A expressão “world music” pode possuir um certo cariz apátrida, ninguém sabe muito bem quais as fronteiras que a definem (porque se trata exactamente de músicas sem fronteiras), mas não exageremos.
As heresias do Med
Longe vão os tempos em que o Festival Med era um balcão mediterrânico que cometeu a saudável heresia de convidar os escoceses Capercaillie.
Longe vão os tempos em que o palco do Castelo era uma espécie de vitrina de novos talentos nacionais da folk e da “world” produzida no nosso país, como Dazkarieh, Diabo a Sete, Mu, Mandrágora, Olivetreedance, Galandum Galundaina, etc.
Mudam-se os tempos, baralham-se as vontades. No Castelo (e agora também na Cerca) o rock e o pop com direito a airplay nas principais emissoras ganha cada vez mais ascensão sobre projectos semelhantes aos acima referidos. Conquistam-se novos públicos (que acham que Boubacar Traoré não se enquadra no espírito deste festival e que, por isso, enchem por completo a zona das barracas de cerveja e da roulote dos cachorros), perde-se uma certa identidade. Por isso mesmo, ansiamos saber qual o rumo que o Med irá tomar nos tempos mais próximos.
[continua]
(c) Fotos: CM Loulé
Um DJ a passar Oasis, Nirvana e Red Hot Chilli Peppers! e
Um DJ a passar Oasis, Nirvana e Red Hot Chilli Peppers????? E a fazer entoar o “ai se eu te pego”????????? No que se está a transformar o MED????
Não é piada de certeza??
Olá Joe, foi o que vi / ouvi durante 15 minutos. Tecnicamente é irrepreensível. E contou com o espaço da Matriz a abarrotar (com se estivessem para ver Goran, Buena Vista ou Jamaican Legends).

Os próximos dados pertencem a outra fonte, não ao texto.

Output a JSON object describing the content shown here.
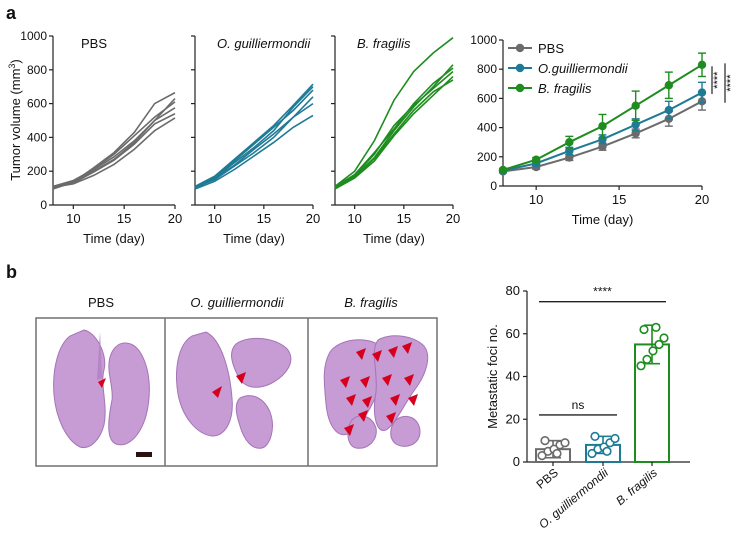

Penso que o Vibe ou o Jiggy também seriam tão bem (ou melhor) sucedidos como ele. Resta saber se um nome desta natureza se enquadrava ou não no espírito do festival. Mas, pelo que me apercebi, boa parte da audiência deve preferir uma hora de m80’s, house, tecno e sucedâneos do que um Gaetano Fabri ou uns Shazalakazoo. O que é pena… Noutro campeonato, no palco “terciario” do Castelo, o Dj de Reggae e o Clube Conguito deram boa conta do recado.
Luís, quero lá saber da técnica irrepreensível e de malabarismos de circo, um DJ que passa Oasis e co. e o ai se eu te pego (que até a minha sobrinha de 3 anos passa a vida a cantarolar) num festival de world music conceituado e com um passado ilustre, é um DJ que não merece da minha parte o mínimo respeito artístico, um DJ que deve tar na moda para adolescentes alienados! Isto até dá vontade de rir mas a culpa nem é dele, coitado, pobre pateta, mas sim de quem o leva lá e se calhar com um cachet astronómico, para pôr as pessoas a cantar o ai se eu te pego! Isto até parece piada, uma piada de mau gosto!